Setting Up Kibana Snapshots

[jimhranicky]

Version

2.4.100

Installation Method

Security Onion ISO image

Description

configuration

Installation Type

Distributed

Location

on-prem with Internet access

Hardware Specs

Meets minimum requirements

CPU

8

RAM

64g

Storage for /

80g

Storage for /nsm

2T

Network Traffic Collection

tap

Network Traffic Speeds

more than 10Gbps

Status

Yes, all services on all nodes are running OK

Salt Status

No, there are no failures

Logs

Yes, there are additional clues in /opt/so/log/ (please provide detail below)

Detail

I'm trying to set up kibana snapshots for SO 2.4.100. The docs say:

""This option requires that you configure elasticsearch with a path.repo setting where it can store the snapshots. Once elasticsearch has the path.repo setting, you should be able to log into kibana and configure snapshots as shown in the link above. Those snapshots will then be accessible in /nsm/elasticsearch/repo/"

However, I'm unsure if I should be adding this value in the 2.4 gui? Should I copy

/opt/so/saltstack/default/salt/elasticsearch/defaults.yaml

to the local dir and add the path next to path.logs?

Guidelines

• I have read the discussion guidelines at Read before posting! #1720 and assert that I have followed the guidelines.

[cm-ops]

You will want to add the path.repo in Configuration, under elasticsearch --> config --> advanced (You'll need to enable advanced settings under the Options dropdown at the top of the screen to see this)
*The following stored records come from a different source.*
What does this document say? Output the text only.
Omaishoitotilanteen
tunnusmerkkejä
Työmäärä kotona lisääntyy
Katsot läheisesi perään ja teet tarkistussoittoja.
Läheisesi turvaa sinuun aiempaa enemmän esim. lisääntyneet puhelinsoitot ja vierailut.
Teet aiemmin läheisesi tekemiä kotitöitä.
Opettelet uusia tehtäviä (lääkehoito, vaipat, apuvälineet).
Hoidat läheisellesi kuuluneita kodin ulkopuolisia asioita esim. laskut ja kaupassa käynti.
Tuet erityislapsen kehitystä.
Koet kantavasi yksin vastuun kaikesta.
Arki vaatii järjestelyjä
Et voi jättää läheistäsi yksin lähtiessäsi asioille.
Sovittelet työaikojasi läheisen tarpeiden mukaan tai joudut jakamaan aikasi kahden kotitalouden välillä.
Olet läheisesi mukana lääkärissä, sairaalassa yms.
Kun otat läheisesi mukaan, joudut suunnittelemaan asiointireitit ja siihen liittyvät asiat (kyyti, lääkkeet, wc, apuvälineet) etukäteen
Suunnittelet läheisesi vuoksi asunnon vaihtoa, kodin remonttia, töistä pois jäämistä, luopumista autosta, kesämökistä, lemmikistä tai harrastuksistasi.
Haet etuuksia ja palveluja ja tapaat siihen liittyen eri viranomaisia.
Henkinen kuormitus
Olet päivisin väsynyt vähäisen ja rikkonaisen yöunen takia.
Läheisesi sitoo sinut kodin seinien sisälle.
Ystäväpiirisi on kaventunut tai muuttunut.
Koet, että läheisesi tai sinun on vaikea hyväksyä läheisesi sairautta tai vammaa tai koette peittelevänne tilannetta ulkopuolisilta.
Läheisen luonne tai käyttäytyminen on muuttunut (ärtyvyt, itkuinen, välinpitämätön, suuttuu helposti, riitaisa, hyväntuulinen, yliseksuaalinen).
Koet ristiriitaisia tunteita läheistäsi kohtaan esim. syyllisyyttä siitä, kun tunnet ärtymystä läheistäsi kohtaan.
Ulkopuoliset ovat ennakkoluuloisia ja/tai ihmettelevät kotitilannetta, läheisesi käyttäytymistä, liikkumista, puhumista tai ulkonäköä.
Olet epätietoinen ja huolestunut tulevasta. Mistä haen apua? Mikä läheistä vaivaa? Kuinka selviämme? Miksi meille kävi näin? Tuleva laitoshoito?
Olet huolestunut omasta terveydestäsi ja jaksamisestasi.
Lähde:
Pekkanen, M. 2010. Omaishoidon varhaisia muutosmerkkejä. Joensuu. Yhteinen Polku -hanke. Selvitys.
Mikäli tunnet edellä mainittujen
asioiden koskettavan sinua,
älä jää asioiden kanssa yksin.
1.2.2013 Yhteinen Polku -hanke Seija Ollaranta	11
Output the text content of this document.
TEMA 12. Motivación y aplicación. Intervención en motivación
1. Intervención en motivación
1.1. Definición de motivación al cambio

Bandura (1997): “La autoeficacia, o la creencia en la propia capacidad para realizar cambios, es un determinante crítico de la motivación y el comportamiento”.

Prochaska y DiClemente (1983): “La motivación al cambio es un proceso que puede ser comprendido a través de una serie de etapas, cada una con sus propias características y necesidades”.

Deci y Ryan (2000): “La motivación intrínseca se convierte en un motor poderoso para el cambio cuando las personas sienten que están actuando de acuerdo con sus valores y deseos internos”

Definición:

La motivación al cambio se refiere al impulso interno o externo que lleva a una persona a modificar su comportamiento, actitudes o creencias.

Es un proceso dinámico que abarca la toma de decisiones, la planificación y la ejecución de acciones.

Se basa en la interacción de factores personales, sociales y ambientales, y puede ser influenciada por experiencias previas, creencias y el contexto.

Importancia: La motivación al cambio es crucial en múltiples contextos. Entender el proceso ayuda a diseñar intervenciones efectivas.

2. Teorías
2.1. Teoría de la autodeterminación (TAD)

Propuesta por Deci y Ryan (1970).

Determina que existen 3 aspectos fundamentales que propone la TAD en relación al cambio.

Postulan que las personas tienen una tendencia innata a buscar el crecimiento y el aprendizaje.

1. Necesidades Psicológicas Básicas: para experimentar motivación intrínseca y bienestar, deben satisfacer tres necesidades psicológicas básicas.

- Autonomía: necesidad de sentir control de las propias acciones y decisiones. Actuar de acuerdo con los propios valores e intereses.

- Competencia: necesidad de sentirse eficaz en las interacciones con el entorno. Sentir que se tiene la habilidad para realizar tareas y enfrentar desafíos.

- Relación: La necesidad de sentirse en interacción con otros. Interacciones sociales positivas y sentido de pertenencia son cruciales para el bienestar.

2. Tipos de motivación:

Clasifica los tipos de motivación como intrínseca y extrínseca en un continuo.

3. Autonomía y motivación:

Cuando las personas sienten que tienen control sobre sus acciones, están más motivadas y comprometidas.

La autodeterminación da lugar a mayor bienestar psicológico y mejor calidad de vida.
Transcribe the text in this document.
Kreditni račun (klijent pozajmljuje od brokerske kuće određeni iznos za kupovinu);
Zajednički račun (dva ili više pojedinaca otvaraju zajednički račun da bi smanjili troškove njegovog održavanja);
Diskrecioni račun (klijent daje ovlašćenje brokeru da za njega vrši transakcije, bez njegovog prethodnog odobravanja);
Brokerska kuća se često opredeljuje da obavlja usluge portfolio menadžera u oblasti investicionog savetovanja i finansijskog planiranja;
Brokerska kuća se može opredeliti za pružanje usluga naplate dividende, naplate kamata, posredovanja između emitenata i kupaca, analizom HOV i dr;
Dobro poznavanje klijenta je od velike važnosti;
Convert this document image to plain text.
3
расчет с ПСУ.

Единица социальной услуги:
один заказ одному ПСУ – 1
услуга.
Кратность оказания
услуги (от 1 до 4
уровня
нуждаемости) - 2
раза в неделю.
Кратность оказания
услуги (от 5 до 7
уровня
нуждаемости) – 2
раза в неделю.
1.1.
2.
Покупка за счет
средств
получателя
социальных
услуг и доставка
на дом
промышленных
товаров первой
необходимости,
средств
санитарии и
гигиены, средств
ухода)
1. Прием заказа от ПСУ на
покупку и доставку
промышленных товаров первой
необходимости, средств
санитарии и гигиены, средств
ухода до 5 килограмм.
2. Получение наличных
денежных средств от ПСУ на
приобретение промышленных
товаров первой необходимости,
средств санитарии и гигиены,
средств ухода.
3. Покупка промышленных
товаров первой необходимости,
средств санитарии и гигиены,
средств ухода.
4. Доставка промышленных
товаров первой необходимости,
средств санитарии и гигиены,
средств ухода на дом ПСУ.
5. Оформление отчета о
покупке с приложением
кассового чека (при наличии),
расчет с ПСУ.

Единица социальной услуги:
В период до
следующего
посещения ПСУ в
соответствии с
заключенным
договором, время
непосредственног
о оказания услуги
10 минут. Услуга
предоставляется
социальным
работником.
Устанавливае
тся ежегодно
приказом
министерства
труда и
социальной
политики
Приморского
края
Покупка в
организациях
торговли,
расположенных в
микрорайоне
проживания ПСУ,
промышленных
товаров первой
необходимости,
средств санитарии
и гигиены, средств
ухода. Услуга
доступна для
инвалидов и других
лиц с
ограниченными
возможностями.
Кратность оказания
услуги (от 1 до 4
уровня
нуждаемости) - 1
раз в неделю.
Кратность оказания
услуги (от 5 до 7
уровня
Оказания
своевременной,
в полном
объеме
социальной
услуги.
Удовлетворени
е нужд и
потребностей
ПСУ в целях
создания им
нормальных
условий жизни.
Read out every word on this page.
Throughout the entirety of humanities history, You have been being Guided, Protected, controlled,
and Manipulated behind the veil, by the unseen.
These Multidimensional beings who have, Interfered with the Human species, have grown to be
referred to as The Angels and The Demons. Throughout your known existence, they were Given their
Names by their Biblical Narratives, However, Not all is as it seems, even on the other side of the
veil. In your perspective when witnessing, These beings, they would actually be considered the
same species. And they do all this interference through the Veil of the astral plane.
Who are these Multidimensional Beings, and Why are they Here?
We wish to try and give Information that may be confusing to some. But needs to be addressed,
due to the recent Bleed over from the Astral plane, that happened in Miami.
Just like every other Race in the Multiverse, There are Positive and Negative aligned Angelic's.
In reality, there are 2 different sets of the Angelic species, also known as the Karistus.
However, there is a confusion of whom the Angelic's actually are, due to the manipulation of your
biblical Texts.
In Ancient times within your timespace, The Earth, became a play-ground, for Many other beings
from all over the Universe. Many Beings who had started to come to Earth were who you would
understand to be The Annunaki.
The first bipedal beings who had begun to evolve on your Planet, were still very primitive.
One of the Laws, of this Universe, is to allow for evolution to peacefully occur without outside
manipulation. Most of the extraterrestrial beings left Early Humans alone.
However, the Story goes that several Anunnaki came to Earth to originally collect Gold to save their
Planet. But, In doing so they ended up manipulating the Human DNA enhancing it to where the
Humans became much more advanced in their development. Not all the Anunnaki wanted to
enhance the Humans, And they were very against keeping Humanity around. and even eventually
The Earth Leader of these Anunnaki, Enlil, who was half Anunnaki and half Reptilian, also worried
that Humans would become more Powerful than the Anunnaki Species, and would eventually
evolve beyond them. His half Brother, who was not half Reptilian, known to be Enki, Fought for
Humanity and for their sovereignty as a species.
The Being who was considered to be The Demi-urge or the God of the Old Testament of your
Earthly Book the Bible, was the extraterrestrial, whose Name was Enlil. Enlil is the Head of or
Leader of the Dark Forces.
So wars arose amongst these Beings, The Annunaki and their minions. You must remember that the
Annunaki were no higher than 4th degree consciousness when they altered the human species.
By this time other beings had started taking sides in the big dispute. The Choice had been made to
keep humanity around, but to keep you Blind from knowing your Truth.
In advanced add (change /backup to whatever your repo location is):

elasticsearch:
  config:
    path:
      repo:
        - /backups

Then restart Elasticsearch

[jimhranicky]

Yes, I registered one in kibana - data is getting written to the repo on the manager node but path.repo is empty on the data nodes.

[TOoSmOotH]

All nodes have to be able to mount the same network storage. You will have to add that path to the docker container under the docker config for all elastic nodes. Then register the path.repo. This is assuming you are using network storage.

[jimhranicky]

Would this be done under docker > containers > so-elasticsearch > custom_bind_mounts ?

-  "Type": "bind",
   "Source": "/my/nfs-mount",
   "Destination": "/usr/share/elasticsearch/data/repo",
   "Mode": "rw",
   "RW": true,
   "Propagation": "rprivate"

Something like that?

[jimhranicky]

I dug into the jinja file a bit and found this:

 {% if ELASTICSEARCHMERGED.config.path.get('repo', False) %}
    {% for repo in ELASTICSEARCHMERGED.config.path.repo %}
  - {{ repo }}:{{ repo }}:rw
    {% endfor %}
  {% endif %}

So the path in the host os and the path in the docker container are expected to be the same. I created

/repo

on the host os and it's been mounted in the docker container, and I have snapshots running. I think this answers the question.

[jimhranicky]

One final thing - setting the repo to be the root of the NFS filesystem seemed to cause problems for some reason, so I configured the repo to be in a subdirectory ( /repo/data ). Snapshots appear to be working properly now.